The case of four different projects in Carrick-on-Suir, all paid for by the State, but where the subcontractors were left high and dry was commented upon by Independent deputy, Mattie McGrath in the Dáil.

Speaking during a debate on a new Construction contracts Bill, which aims to protect subcontractors, he said the Ballylynch housing estate was built 30 years ago and it was in a terrible state of decay. Previous Deputies, including Deputy Hayes, and Ministers worked for years, as he did, and it was finally announced that €4 million would be allocated for the project.

“I accept there was a bond but no bond covers the contractors,” he said. “Thank God the bond covers the local authority. The company in question has left the project high and dry. It has gone bust and left a trail of destruction after it, including unpaid bills. Ordinary, decent, hard-working people who gave services and supplies cannot get paid. Thankfully, the Council has the bond which, according to the Town Manager to whom I spoke, ensures the bondholders can send in a company to certify the work carried out to date is structurally safe and appoint a new contractor to continue the work.”

However, Deputy McGrath said that was of little good to the small contractors who had provided the machinery to dig out the foundations, supplied blocks and concrete, the craftsmen and tradesmen who have laid blocks, those who supplied and put in the windows and put on the roof and the painters and plumbers.

“What happened was disgraceful,” he said. “Rip-off Ireland was never better. Some of those companies knew they would never pay the subcontractors. That is what happened. I am a subcontractor myself but, thankfully, I have not been caught for years. I did get caught on a big project in Clonmel. My wife manages the business and any time some of those companies rang looking for me to do work, she did not even tell me they called. She wanted to keep away from them because a lot of them were fly-by-nights. They had big names and everything else but they were spending the money elsewhere and they had no notion of paying the contractors.”

Healy seeks changes to new abuse compensation Bill

A proposal from the Minister for Education and Skills that school infrastructure be transferred at no cost to the State to make up a €200m shortfall by the Catholic Church for compensation for victims of child abuse was supported in the Dáil by Tipperary South Independent deputy, Seamus Healy.

He said he understood the cost to the State would be €1.36 billion overall and he supported the proposal that it be shared 50:50 by the congregations and the State.

Speaking on a new Bill which establishes the residential institutions statutory fund, he said he had heard what many of the survivors had said from other Deputies but there was a widespread belief among the survivors that the €110 million, which had been painfully recovered from the orders and the congregations concerned, should be distributed to the victims through an adjustment mechanism by the Residential Institutions Redress Board before it is dissolved.

“There is concern about the age profile of many of the survivors,” he said. “There is no doubt the age profile is the high 60s, 70s and even 80s and individuals of that age require different supports from younger people.

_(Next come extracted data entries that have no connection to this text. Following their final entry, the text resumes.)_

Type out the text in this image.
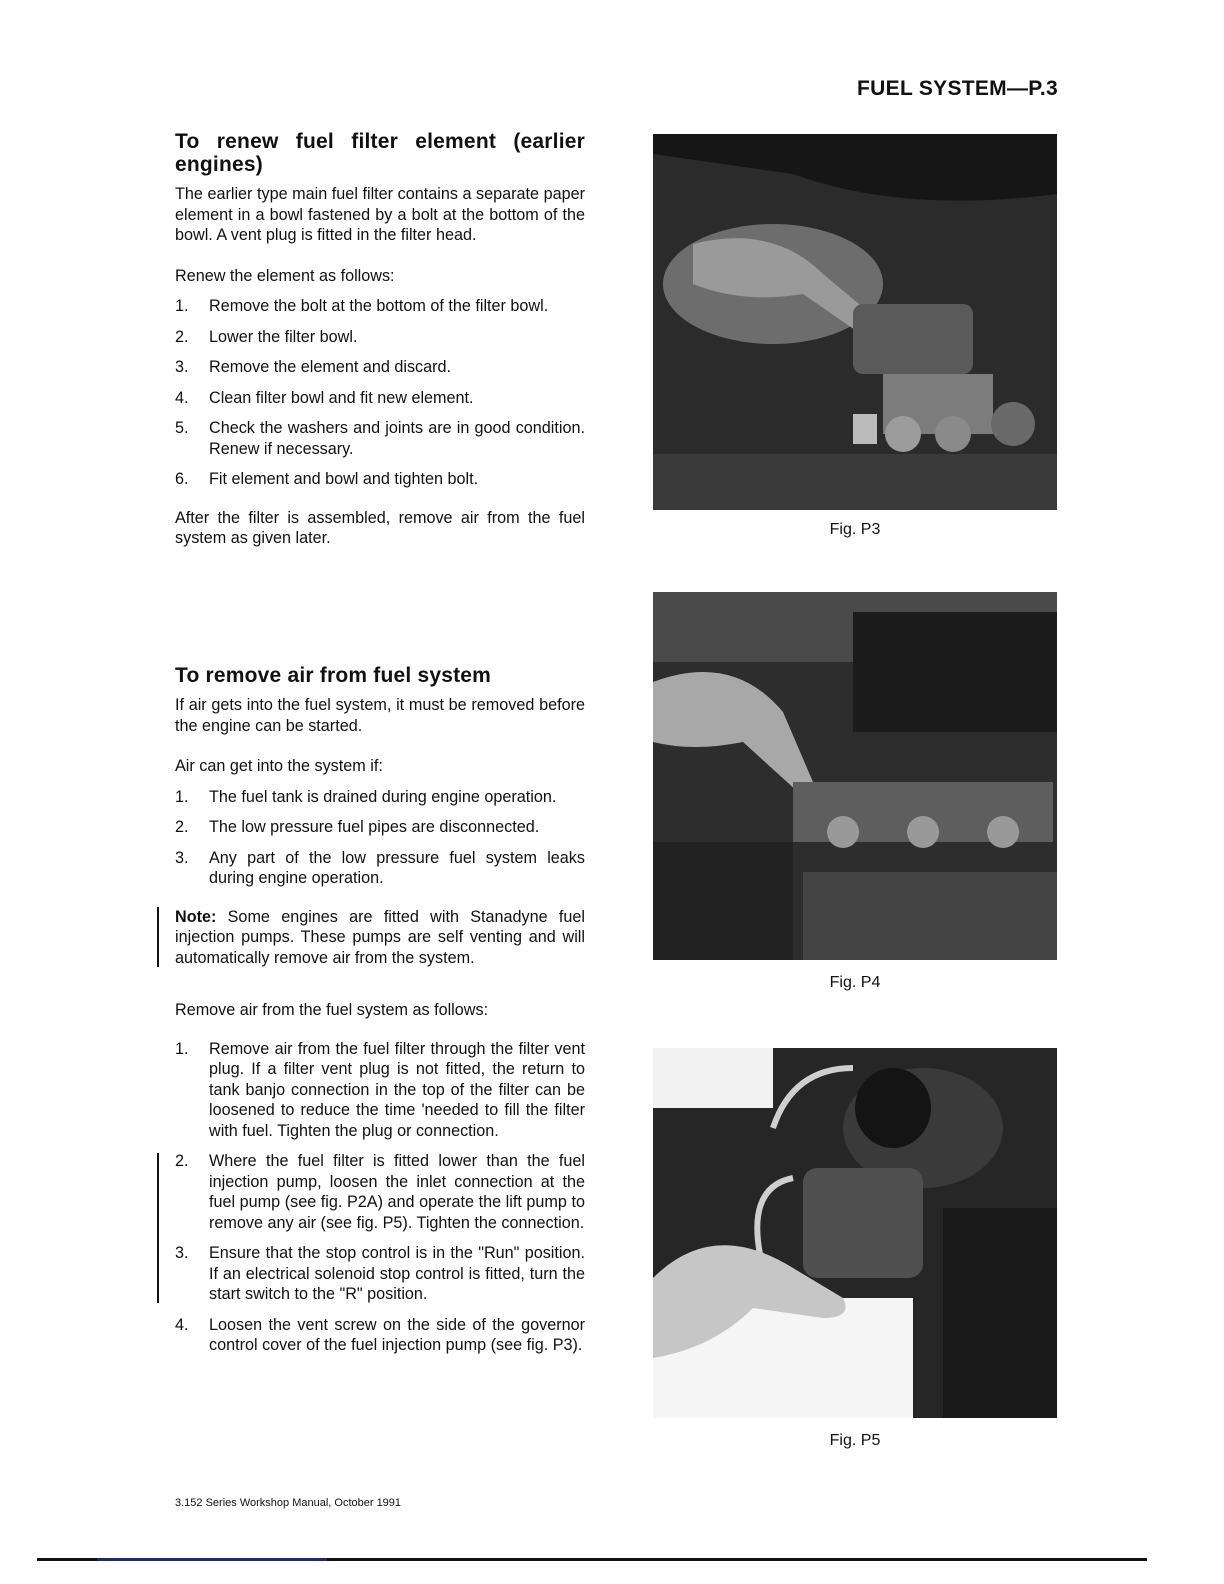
FUEL SYSTEM—P.3
To renew fuel filter element (earlier engines)

The earlier type main fuel filter contains a separate paper element in a bowl fastened by a bolt at the bottom of the bowl. A vent plug is fitted in the filter head.

Renew the element as follows:

1.	Remove the bolt at the bottom of the filter bowl.
2.	Lower the filter bowl.
3.	Remove the element and discard.
4.	Clean filter bowl and fit new element.
5.	Check the washers and joints are in good condition. Renew if necessary.
6.	Fit element and bowl and tighten bolt.

After the filter is assembled, remove air from the fuel system as given later.

To remove air from fuel system

If air gets into the fuel system, it must be removed before the engine can be started.

Air can get into the system if:

1.	The fuel tank is drained during engine operation.
2.	The low pressure fuel pipes are disconnected.
3.	Any part of the low pressure fuel system leaks during engine operation.

Note: Some engines are fitted with Stanadyne fuel injection pumps. These pumps are self venting and will automatically remove air from the system.

Remove air from the fuel system as follows:

1.	Remove air from the fuel filter through the filter vent plug. If a filter vent plug is not fitted, the return to tank banjo connection in the top of the filter can be loosened to reduce the time 'needed to fill the filter with fuel. Tighten the plug or connection.
2.	Where the fuel filter is fitted lower than the fuel injection pump, loosen the inlet connection at the fuel pump (see fig. P2A) and operate the lift pump to remove any air (see fig. P5). Tighten the connection.
3.	Ensure that the stop control is in the "Run" position. If an electrical solenoid stop control is fitted, turn the start switch to the "R" position.
4.	Loosen the vent screw on the side of the governor control cover of the fuel injection pump (see fig. P3).
Fig. P3
Fig. P4
Fig. P5
3.152 Series Workshop Manual, October 1991
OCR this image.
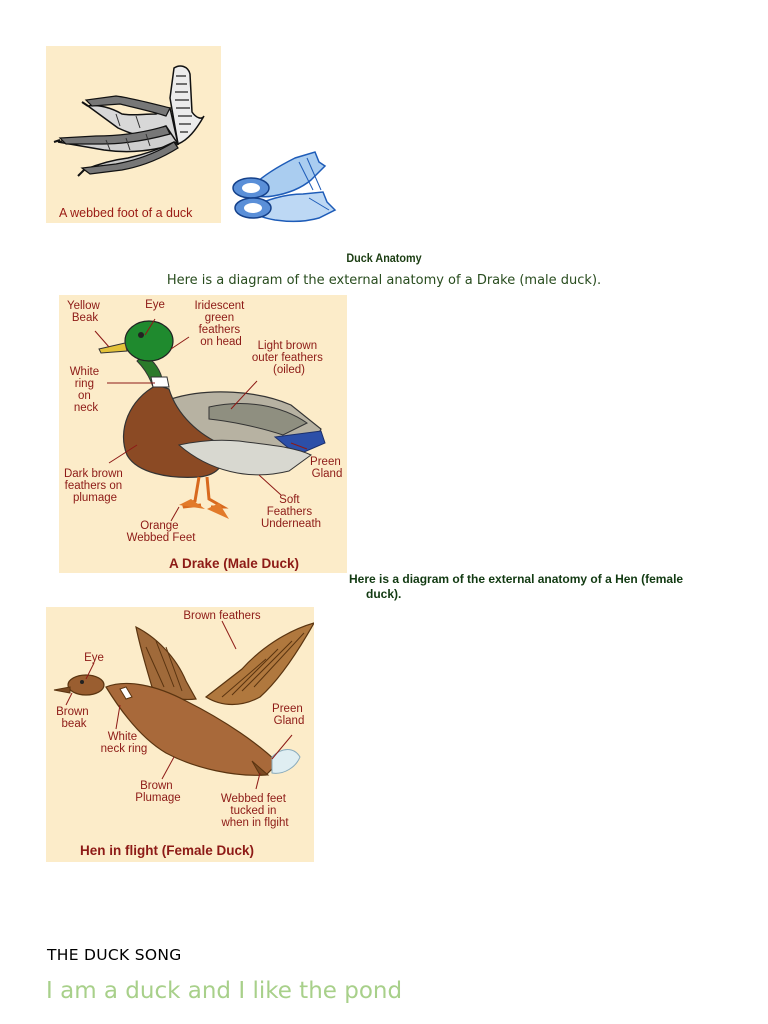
A webbed foot of a duck
Duck Anatomy
Here is a diagram of the external anatomy of a Drake (male duck).
Yellow Beak
Eye	Iridescent green feathers on head	Light brown outer feathers (oiled)
White ring on neck
Preen Gland
Dark brown feathers on plumage	Soft Feathers Underneath
Orange Webbed Feet
A Drake (Male Duck)
Here is a diagram of the external anatomy of a Hen (female
duck).
Brown feathers
Eye
Brown beak
White neck ring
Preen Gland
Brown Plumage	Webbed feet tucked in when in flgiht
Hen in flight (Female Duck)
THE DUCK SONG
I am a duck and I like the pond
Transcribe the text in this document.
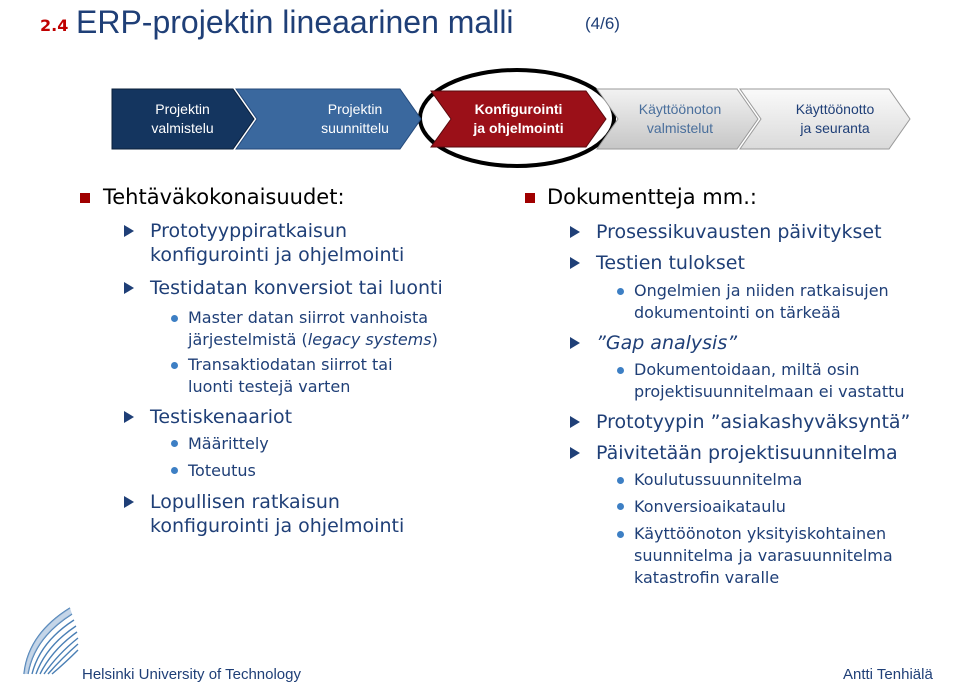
2.4 ERP-projektin lineaarinen malli	(4/6)
Projektin
valmistelu
Projektin
suunnittelu
Konfigurointi
ja ohjelmointi
Käyttöönoton
valmistelut
Käyttöönotto
ja seuranta
Tehtäväkokonaisuudet:
Prototyyppiratkaisun
konfigurointi ja ohjelmointi
Testidatan konversiot tai luonti
Master datan siirrot vanhoista
järjestelmistä (legacy systems)
Transaktiodatan siirrot tai
luonti testejä varten
Testiskenaariot
Määrittely
Toteutus
Lopullisen ratkaisun
konfigurointi ja ohjelmointi
Dokumentteja mm.:
Prosessikuvausten päivitykset
Testien tulokset
Ongelmien ja niiden ratkaisujen
dokumentointi on tärkeää
”Gap analysis”
Dokumentoidaan, miltä osin
projektisuunnitelmaan ei vastattu
Prototyypin ”asiakashyväksyntä”
Päivitetään projektisuunnitelma
Koulutussuunnitelma
Konversioaikataulu
Käyttöönoton yksityiskohtainen
suunnitelma ja varasuunnitelma
katastrofin varalle
Helsinki University of Technology	Antti Tenhiälä
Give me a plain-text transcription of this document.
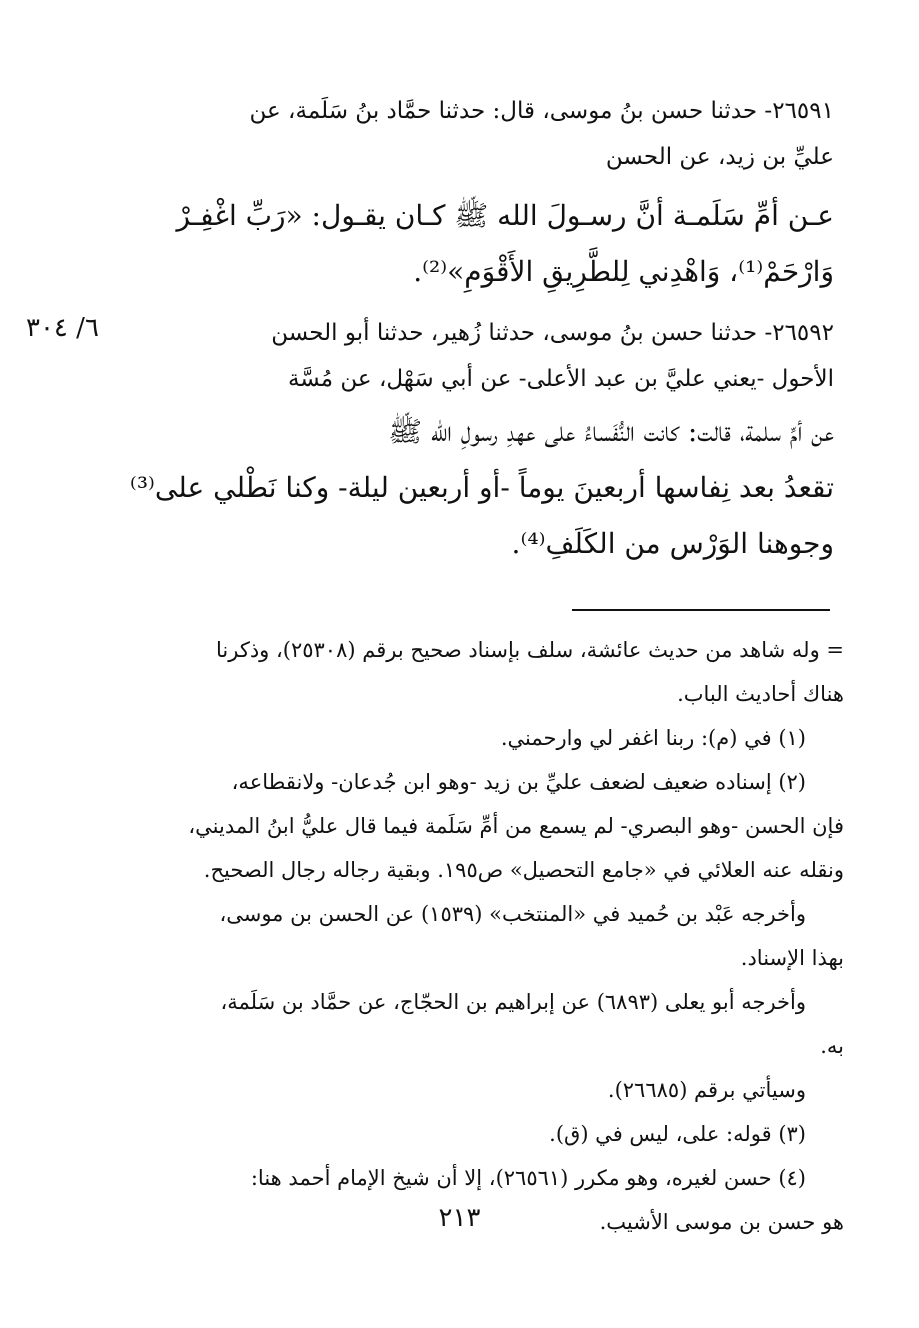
٦/ ٣٠٤
٢٦٥٩١- حدثنا حسن بنُ موسى، قال: حدثنا حمَّاد بنُ سَلَمة، عن
عليِّ بن زيد، عن الحسن
عـن أمِّ سَلَمـة أنَّ رسـولَ الله ﷺ كـان يقـول: «رَبِّ اغْفِـرْ
وَارْحَمْ⁽¹⁾، وَاهْدِني لِلطَّرِيقِ الأَقْوَمِ»⁽²⁾.
٢٦٥٩٢- حدثنا حسن بنُ موسى، حدثنا زُهير، حدثنا أبو الحسن
الأحول -يعني عليَّ بن عبد الأعلى- عن أبي سَهْل، عن مُسَّة
عن أمِّ سلمة، قالت: كانت النُّفَساءُ على عهدِ رسولِ الله ﷺ
تقعدُ بعد نِفاسها أربعينَ يوماً -أو أربعين ليلة- وكنا نَطْلي على⁽³⁾
وجوهنا الوَرْس من الكَلَفِ⁽⁴⁾.
= وله شاهد من حديث عائشة، سلف بإسناد صحيح برقم (٢٥٣٠٨)، وذكرنا
هناك أحاديث الباب.
(١) في (م): ربنا اغفر لي وارحمني.
(٢) إسناده ضعيف لضعف عليِّ بن زيد -وهو ابن جُدعان- ولانقطاعه،
فإن الحسن -وهو البصري- لم يسمع من أمِّ سَلَمة فيما قال عليُّ ابنُ المديني،
ونقله عنه العلائي في «جامع التحصيل» ص١٩٥. وبقية رجاله رجال الصحيح.
وأخرجه عَبْد بن حُميد في «المنتخب» (١٥٣٩) عن الحسن بن موسى،
بهذا الإسناد.
وأخرجه أبو يعلى (٦٨٩٣) عن إبراهيم بن الحجّاج، عن حمَّاد بن سَلَمة،
به.
وسيأتي برقم (٢٦٦٨٥).
(٣) قوله: على، ليس في (ق).
(٤) حسن لغيره، وهو مكرر (٢٦٥٦١)، إلا أن شيخ الإمام أحمد هنا:
هو حسن بن موسى الأشيب.
٢١٣
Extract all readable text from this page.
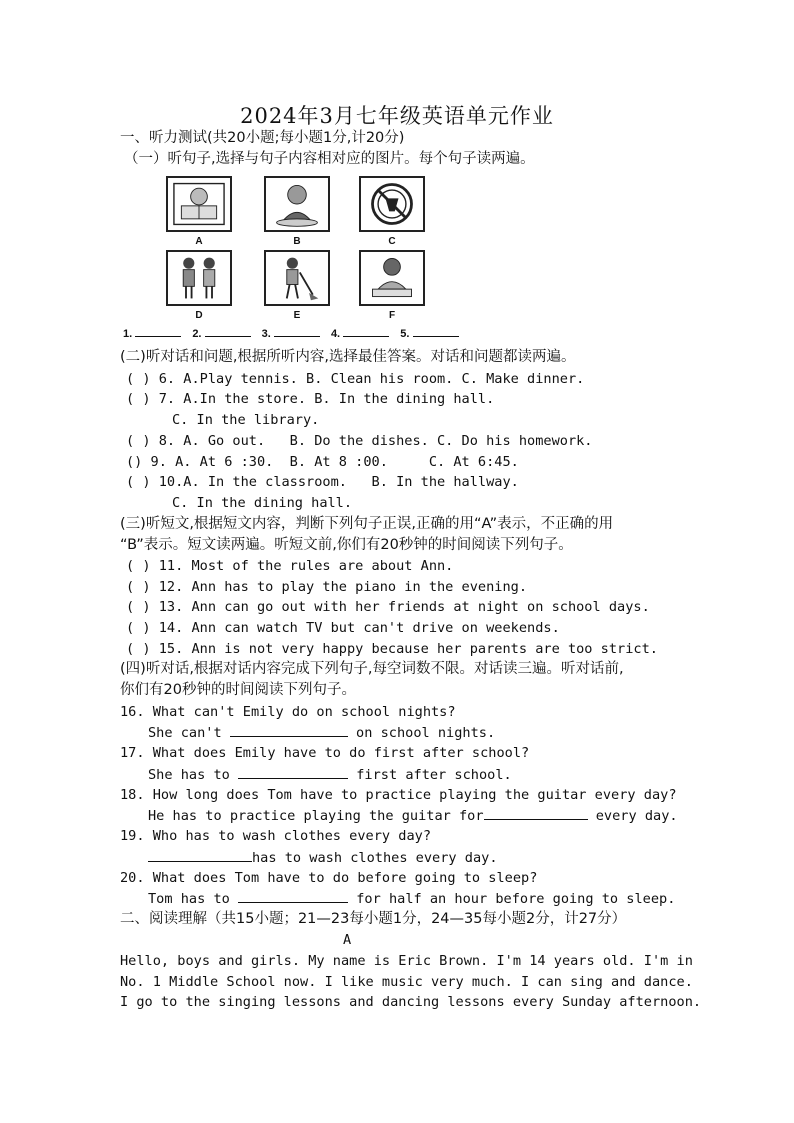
2024年3月七年级英语单元作业
一、听力测试(共20小题;每小题1分,计20分)
（一）听句子,选择与句子内容相对应的图片。每个句子读两遍。
A	B	C
D	E	F
1.	2.	3.	4.	5.
(二)听对话和问题,根据所听内容,选择最佳答案。对话和问题都读两遍。
( ) 6. A.Play tennis. B. Clean his room. C. Make dinner.
( ) 7. A.In the store. B. In the dining hall.
C. In the library.
( ) 8. A. Go out.   B. Do the dishes. C. Do his homework.
() 9. A. At 6 :30.  B. At 8 :00.     C. At 6:45.
( ) 10.A. In the classroom.   B. In the hallway.
C. In the dining hall.
(三)听短文,根据短文内容，判断下列句子正误,正确的用“A”表示，不正确的用
“B”表示。短文读两遍。听短文前,你们有20秒钟的时间阅读下列句子。
( ) 11. Most of the rules are about Ann.
( ) 12. Ann has to play the piano in the evening.
( ) 13. Ann can go out with her friends at night on school days.
( ) 14. Ann can watch TV but can't drive on weekends.
( ) 15. Ann is not very happy because her parents are too strict.
(四)听对话,根据对话内容完成下列句子,每空词数不限。对话读三遍。听对话前,
你们有20秒钟的时间阅读下列句子。
16. What can't Emily do on school nights?
She can't	on school nights.
17. What does Emily have to do first after school?
She has to	first after school.
18. How long does Tom have to practice playing the guitar every day?
He has to practice playing the guitar for	every day.
19. Who has to wash clothes every day?
has to wash clothes every day.
20. What does Tom have to do before going to sleep?
Tom has to	for half an hour before going to sleep.
二、阅读理解（共15小题；21—23每小题1分，24—35每小题2分，计27分）
A
Hello, boys and girls. My name is Eric Brown. I'm 14 years old. I'm in
No. 1 Middle School now. I like music very much. I can sing and dance.
I go to the singing lessons and dancing lessons every Sunday afternoon.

The question of universal care has been mentioned, which I support.”

There was a huge concern among the survivors about the cost of the new Residential Institutions Statutory Fund Board, the chief executive officer, the staff and legal advisers.

“They believe those costs should be borne by the Minister’s Department and not the fund,” he said. “That turned up in the previous legislation in 2005. Section 11(4) of the legislation is silent on who pays. The Minister makes the appointments and sets the conditions and the expenses referred to are paid from the Minister’s Department and not from the fund. This is currently the case with the Education Finance Board but was not for the first three years of its operation because the 2005 Act was also silent on this point.”

Hayes supports more transparency on political funding

The reduction of the maximum amount a political party can accept from any one donor to €2,500 will mean that Irish political funding laws are brought more in line with best international practice, Tipperary Fine Gael deputy, Tom Hayes, told the Dáil.

Speaking on a new Bill that increases transparency in political parties, he said it was also important that the public are aware of their ability to review the annual donation reports for both parties and individual politicians on the Standards In Public Office, SIPO, Commission website.

“It is important to have such transparency whereby people can log on to that site to see at first hand the amounts,” he said.

“The redefining of what constitutes a corporate donor will also mean severe restrictions are placed on companies and trade unions when it comes to political donations,” he said. “Any donor body that is not registered with SIPO will be prohibited from contributing any more than €200 to either a political party or an individual candidate. I note that virtually all of these moves have been welcomed by Government and opposition Deputies alike. It is good to see such a united and determined effort to prevent special interests from influencing what is, and should always remain, a purely democratic process.”

Deputy Hayes said the new Bill will mean that the future of political funding lies in smaller, more widespread donations from members of the public. If anything, this change would mean that all public representatives will need to devote even far more time to the interests of their constituents, something which many people have been doing but it makes it more important for us all to do.